“你……真的想好了?”
伽罗看出他的犹豫,摸摸他的脸颊,笑道:“怎么,阿兄舍不得?自己还没碰到,就要拱手让出,不甘心?”
杜修仁心里空落落,的确压满了酸意与不舍,她这话说得着实难听,却像是触到了他内心一直不敢直面的阴暗渴望一般。
他不想让。
不但没得到时不想让,即便得到了,也不想让。
“放心,不会让阿兄吃亏。”伽罗一手贴到他的心口,又重复一遍刚才的话。
这一次,好像又別有深意。
李璟的心情实在不大好。
今夜,有许多朝臣领着家中女儿来向他敬酒,御座旁,实是一幅争奇斗艳的景象。
这是萧家在向他示好。
他知道,作为天子,广纳嫔御,开枝散叶也是应尽的职责,但今日来的,大都是萧家安排下的,怎会合他的心意?
况且,眼下,他最想要的只有阿姊一个,让萧令仪做皇后已是他的底线,他绝不可能放着阿姊不管,仍不断纳新人入后宫。
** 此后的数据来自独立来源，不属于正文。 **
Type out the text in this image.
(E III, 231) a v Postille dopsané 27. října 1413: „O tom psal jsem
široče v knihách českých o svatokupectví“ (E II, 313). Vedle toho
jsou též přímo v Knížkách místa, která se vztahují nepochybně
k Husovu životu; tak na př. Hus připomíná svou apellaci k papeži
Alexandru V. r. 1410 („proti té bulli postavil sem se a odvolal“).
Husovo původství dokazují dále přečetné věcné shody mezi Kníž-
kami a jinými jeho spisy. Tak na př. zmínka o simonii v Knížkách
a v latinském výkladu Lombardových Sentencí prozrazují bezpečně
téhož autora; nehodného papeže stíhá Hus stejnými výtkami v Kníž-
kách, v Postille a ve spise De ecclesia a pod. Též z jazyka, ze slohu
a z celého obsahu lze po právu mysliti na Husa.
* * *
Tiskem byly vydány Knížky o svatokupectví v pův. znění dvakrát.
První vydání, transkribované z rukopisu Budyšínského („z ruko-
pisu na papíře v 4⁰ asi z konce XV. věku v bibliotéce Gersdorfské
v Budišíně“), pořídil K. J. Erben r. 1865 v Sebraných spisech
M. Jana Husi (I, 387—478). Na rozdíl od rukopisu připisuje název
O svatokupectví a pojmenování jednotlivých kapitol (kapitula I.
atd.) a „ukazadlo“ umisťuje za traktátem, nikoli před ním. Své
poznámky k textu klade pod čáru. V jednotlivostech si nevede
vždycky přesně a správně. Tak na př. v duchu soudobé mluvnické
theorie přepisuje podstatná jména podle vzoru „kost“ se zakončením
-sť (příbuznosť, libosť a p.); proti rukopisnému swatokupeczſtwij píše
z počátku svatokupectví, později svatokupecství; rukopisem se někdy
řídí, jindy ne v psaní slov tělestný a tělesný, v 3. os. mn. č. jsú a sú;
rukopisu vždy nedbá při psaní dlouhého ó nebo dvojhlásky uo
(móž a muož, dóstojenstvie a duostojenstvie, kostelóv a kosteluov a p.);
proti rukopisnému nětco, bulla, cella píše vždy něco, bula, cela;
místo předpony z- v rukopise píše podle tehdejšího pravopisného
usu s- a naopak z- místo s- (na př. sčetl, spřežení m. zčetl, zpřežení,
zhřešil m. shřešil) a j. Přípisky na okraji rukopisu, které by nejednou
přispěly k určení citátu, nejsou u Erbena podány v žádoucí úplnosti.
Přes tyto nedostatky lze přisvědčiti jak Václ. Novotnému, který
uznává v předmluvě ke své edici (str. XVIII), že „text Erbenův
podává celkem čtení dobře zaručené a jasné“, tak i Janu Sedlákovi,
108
而就在方才,皇后却派人告诉他,他一直挂念的阿姊,正与人私会。
那人不是别人,正是——
他原本有些快的脚步骤然停下,对上迎面而来的熟悉面孔。
“表兄,怎么到这儿来了?”
年轻的天子瞬间收敛原本有些不耐的神色,打量着眼前表情莫明中带着凝重的杜修仁。
“朕记得,供宾客们歇息的屋子应该多在东面。”
杜修仁快速垂下眼,冲李璟行礼,一副要避开他打量的模样。
“那儿人多,臣饮多了酒,贪图清静,便来了这边。”
李璟过去从未对杜修仁说的话有过怀疑,但今日,却半点也没法相信。
“朕方才听说,阿姊也往这边来了,表兄可见着了?”
杜修仁默了默,沉声道:“臣不曾见到公主。”
李璟眉峰动了动,没再追问下去,只是笑着点头,示意他不必拘束,随即带着鱼怀光继续往前走。
这一整排相连的屋子,足足七八间,都没点灯,只有转过长廊尽头的那一间亮着灯,是伽罗在的屋子。
“陛下?”她刚从榻上起来,外裳仍敞着,见到李璟过来,面露惊讶,赶紧过来行礼。
李璟一手扶起她,同时不动声色地四下看了看。
桌上的茶具倒是只用了一副,没留下什么别人来过的痕迹。
不知为何,他莫名想起先前几次,在意料之外的时候看见他们二人在一起的情形。
当时都未起疑,如今却怎么想,怎么觉得不是滋味。
“朕方才遇见表兄了,可巧,他也刚在这附近歇息,正要回宴上去。”他状似无意地说完,侧目观察着伽罗的神色。
伽罗怔了怔,别开脸,轻轻说了声“是吗”。
李璟抬手托住她的下巴,将她的脸庞重新转过来。
她今日的妆容中规中矩,与外头那些精心打扮过的娘子比,甚至显得素了些。
可她生得实在明丽,只淡淡描摹过细眉,点两抹胭脂,一张巴掌大的脸盘映在烛火中,便显得格外精致夺目,令人移不开目光。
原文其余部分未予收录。